Alec Waugh, War Poet

A weblog called “Behind Their Lines” which specializes in WWI poetry has posted a poem by Alec Waugh entitled “The Other Side”. He wrote the poem in March 1917, so this is now its centenary. 

The poem was included in a 65-page volume of Alec’s poetry entitled Resentment and published in 1918 (following the success of his public school novel Loom of Youth published the year before). It is now largely forgotten but it was praised at the time and is said to have influenced the writing of Siegfried Sassoon’s memoirs. The poem was also included in the 2008 collection The Winter of the World–Poems of the Great War. As described in the weblog, the poem:

argues that perhaps the only ones who can understand war are those who cannot speak of it: the dead…Waugh’s poetry is seldom read today, but in December of 1918, the Bookman published the essay “Poets in Khaki,” which reviewed the work of 44 soldier poets.  Citing “Cannon Fodder” and “The Other Side,” St. John Adock said that Waugh’s poems “strip the romance of war to the bone.” Adock included Waugh as one of “Three poets who I think do represent as faithfully and potently as any the later, essentially modern attitude towards war.” The other two writers singled out for this praise were Gilbert Frankau and Siegfried Sassoon.

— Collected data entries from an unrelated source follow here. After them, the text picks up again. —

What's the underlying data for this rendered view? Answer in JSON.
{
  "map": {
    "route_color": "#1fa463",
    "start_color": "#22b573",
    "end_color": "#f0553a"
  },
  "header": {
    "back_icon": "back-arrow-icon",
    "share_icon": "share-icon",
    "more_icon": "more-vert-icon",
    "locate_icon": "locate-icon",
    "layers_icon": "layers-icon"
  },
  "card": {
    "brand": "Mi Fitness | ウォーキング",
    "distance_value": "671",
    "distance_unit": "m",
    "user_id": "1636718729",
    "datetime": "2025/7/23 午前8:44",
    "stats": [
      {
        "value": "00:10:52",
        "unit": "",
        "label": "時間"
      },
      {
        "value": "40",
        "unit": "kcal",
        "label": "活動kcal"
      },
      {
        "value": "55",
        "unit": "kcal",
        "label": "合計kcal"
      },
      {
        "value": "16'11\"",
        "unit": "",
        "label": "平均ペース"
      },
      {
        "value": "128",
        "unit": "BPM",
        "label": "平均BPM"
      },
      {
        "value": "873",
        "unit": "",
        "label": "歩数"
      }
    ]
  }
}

The full text of the poem is in the weblog article. If you read it, don’t give it up in the middle. It gets much better toward the end. The other poem (“Cannon Fodder”) mentioned in the quoted 1918 article  is reproduced in Alexander Waugh’s Fathers and Sons: The Autobiography of a Family (2004).  Does any one recall Alec Waugh mentioning these poems in his memoirs or other writings?

Another weblog specializing in clothing appearing in literature (Clothes in Books) discusses the recent publication of a “lost” volume of Erle Stanley Gardner entitled The Knife Slipped. After a critique of the clothing described in that book, the blogger addresses the mutual admiration of Gardner and Evelyn Waugh for each other’s works. These matters were also considered in an earlier post (q.v.) on the subject of the new Gardner book.